Yes, yes. The marketing of investment funds is a type 1 regulated activity in securities trading and a licence issued by the CFS to conduct such a regulated activity is required. A licensee for a Type 9 regulated activity in asset management may market the funds under its management in the form of ancillary exemptions, provided there are no other exceptions under the appropriate conditions. The minimum content of an investment management agreement should include at least the following provisions: Under the “Securities and Futures” regulation published in 2016, which constitute the framework of open investment funds structured in the form of a business and, subject to the detailed rules and requirements of the OFC rules and the OFC code, non-retail funds to be incorporated as fund companies opened in Hong Kong are subject to prior approval by the CFS in registration process and must be subject to certain important manager requirements that meet the governance requirements of directors, administrators and other governance requirements. A list officer must be appointed and the parties involved must sign a rating agreement to ensure that existing regulatory requirements are met at all times. A foreign officer may not engage in any management activity in Hong Kong or actively market services to clients in Hong Kong without proper authorization by the CFS to conduct relevant regulated activities. Depending on the type of retail fund, certain investment restrictions and obligations apply under the UT code. The essential requirements apply primarily to “simple vanilla” funds (equity funds or debt funds) that cover the distribution of investments and diversification limits, restrictions on certain types of instruments or assets, and restrictions on short selling and credit. Other requirements apply to specialized systems such as money or treasury funds, unlisted index funds, hedge funds, structured funds, closed funds or funds that invest heavily in derivatives. The appropriate structure or agreement may depend on the applicable license of the trustee or intermediary, the retention of the client`s assets and the proposed investment strategy. A non-retail fund manager in Hong Kong must be authorized by the CFS to implement the regulated active activity of the Type 9 asset manager and is therefore subject to CFS regulations in its non-retail fund management activities, including applicable requirements of the Code of Conduct and the FMCC.

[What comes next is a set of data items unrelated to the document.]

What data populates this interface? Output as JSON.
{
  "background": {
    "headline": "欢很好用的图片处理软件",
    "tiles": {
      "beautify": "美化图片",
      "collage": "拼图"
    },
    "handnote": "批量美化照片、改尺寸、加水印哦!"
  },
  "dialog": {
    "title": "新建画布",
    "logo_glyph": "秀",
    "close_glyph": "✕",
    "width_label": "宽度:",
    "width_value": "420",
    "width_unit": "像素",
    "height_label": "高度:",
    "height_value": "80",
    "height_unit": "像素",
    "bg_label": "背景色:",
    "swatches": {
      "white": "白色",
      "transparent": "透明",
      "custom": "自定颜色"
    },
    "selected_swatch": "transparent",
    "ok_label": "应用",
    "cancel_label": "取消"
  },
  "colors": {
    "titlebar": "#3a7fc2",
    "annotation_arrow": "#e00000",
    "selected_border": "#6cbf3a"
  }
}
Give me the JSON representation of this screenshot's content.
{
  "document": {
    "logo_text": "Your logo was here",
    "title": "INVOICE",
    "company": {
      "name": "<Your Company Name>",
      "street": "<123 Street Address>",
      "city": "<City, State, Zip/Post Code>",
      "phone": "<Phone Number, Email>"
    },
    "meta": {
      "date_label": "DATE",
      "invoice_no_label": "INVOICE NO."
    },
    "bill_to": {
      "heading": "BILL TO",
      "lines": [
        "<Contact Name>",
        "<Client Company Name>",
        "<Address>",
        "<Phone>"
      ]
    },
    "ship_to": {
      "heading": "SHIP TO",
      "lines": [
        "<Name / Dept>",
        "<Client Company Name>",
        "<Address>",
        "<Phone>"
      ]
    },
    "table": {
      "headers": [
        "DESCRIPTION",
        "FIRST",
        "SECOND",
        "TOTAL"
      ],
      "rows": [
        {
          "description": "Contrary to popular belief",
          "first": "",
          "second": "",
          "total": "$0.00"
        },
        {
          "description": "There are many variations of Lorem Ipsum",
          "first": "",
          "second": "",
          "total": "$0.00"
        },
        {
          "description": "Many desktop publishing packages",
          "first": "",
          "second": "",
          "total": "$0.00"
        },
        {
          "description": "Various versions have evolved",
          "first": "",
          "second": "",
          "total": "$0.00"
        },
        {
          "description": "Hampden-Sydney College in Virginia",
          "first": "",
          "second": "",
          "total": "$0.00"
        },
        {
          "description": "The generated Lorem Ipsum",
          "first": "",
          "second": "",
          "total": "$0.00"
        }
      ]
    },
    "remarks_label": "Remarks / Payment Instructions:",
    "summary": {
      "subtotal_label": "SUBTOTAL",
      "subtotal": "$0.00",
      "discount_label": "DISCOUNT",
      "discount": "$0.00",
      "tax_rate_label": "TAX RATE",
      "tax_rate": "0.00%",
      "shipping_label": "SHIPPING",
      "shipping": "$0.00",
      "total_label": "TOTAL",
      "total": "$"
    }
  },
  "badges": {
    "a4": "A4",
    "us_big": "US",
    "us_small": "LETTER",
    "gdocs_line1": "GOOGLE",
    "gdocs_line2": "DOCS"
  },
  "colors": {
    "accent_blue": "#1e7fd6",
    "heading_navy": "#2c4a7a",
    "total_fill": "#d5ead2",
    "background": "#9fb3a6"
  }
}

What is the authorisation or authorization of funds procedure? What are the main requirements for investment fund managers and managers in your country? Leaders may be based in Hong Kong or other jurisdictions. If based in Hong Kong, the manager should be licensed for a regulated active activity of the Type 9 asset manager. However, fund managers are not limited to Hong Kong fund managers, as those regulated in legal systems within a list of acceptable inspection systems (AIR) may be approved by the CFS as retail fund managers or as delegates for the discretionary management of CFS-eligible retail funds. AIR`s current list includes, among others, Australia, France, Ireland, Luxembourg, the United Kingdom and the United States. Discretionary investment management functions may only be delegated to non-AIR companies after prior authorization from the CFS. JRSs are already considered, on the basis of prior authorization in a recognized region, to be consistent with the content of certain provisions of the UT code, while the systems would be subject, during the authorization process, to a specific verification by the SFC in order to meet certain requirements of the UT code, including the management company and the agent or custodian of the RJS.